DR. MARGARET HAMBURG: Well, I think there's a big picture that we need to address as a nation and certainly from my perspective as a community of healthcare providers and public health professionals, where we really look at -- I mean, it certainly is what are the drugs that are available and how they're used -- but the cycle of appropriate use, misuse, and abuse is a really challenging one. And there's a broad sort of national agenda here that we're not doing a good job of addressing.
Then, there's also what is the FDA role? And it is very hard, because there is absolutely a very legitimate need for the use of these types of painkillers. I think we still don't fully understand the appropriate use of some of these drugs for certain kinds of conditions and importantly, chronic disease conditions. So there's an ongoing scientific agenda as well.
But we need to balance the appropriate needs for these drugs in treatment and their potential for abuse and misuse. And again, there are some ways that applying better science and technology can help us, not only in defining appropriate use, but also in making these drugs abuse-deterrent. And we've had one approval that involved an abuse-deterrent formulation. But it's not an easy task. And I would actually love to see some out-of-the-box thinking about how to really develop abuse-deterrent formulations.
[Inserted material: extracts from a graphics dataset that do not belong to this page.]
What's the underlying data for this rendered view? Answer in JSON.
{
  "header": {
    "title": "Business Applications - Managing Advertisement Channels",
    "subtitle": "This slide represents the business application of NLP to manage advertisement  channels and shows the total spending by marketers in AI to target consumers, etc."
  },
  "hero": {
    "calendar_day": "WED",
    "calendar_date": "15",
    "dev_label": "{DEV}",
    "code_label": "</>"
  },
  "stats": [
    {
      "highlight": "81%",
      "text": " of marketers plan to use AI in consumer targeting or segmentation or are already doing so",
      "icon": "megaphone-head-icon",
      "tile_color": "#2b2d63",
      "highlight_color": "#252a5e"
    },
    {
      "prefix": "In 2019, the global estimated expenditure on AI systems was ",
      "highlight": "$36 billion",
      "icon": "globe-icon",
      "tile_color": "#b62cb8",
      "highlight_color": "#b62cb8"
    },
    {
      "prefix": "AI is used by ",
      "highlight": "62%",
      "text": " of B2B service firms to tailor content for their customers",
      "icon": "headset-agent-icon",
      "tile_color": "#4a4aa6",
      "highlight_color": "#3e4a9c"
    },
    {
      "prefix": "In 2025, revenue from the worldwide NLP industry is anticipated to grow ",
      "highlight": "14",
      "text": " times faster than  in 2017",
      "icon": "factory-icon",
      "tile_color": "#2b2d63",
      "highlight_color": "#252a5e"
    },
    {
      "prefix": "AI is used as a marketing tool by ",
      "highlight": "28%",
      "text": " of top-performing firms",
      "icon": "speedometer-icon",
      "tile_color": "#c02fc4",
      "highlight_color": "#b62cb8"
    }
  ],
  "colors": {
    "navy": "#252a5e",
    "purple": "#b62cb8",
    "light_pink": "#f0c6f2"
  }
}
And then looking further down the road, we still don't have really good treatment strategies for addiction, which is a huge problem. And so I think we need more development in that arena.
STEVE USDIN: And do you think that FDA has a role to play there? Does it need to do more to clarify or to facilitate a pathway for abuse, for addiction, for treatment?
DR. MARGARET HAMBURG: We can't do it all. We can identify critical needs. We can say we don't think there's everything out there that is necessary to address the magnitude of the problem. We can also look down the pipeline to see that there isn't as much activity in this arena and, at the same time, that the understandings of neuroscience are expanding dramatically and that there is a disconnect in terms of the potential opportunities for new approaches and new product development and what's actually happening.
We don't control all of the incentives to bring companies and investment into that area of drug development. But what we can do is work with the broader array of partners to say what, as the regulatory agency, can we do to help facilitate product development, to try to look at both the standards and approaches we've used, and can they be modified, made more flexible, apply new tools and scientific understandings to modernize or redesign? And also, are there ways that we can engage earlier on, so that as products are developed, they can follow a more efficient trajectory to make these areas of development more attractive.
STEVE USDIN: So for example, could an addiction product be eligible for the breakthrough pathway?
DR. MARGARET HAMBURG: You know, I don't see why not. I think that these are critical public health needs. In terms of how the language is actually written, I guess the lawyers will have to answer your question. But I think if it can't, then we ought to be having continuing discussions about how to think about using flexible and more engaged regulatory approaches to better assure that we're capitalizing on advances in science and technology today, so that we can deliver for patients that are suffering from serious problems and from problems that are actually impacting public health and society more broadly.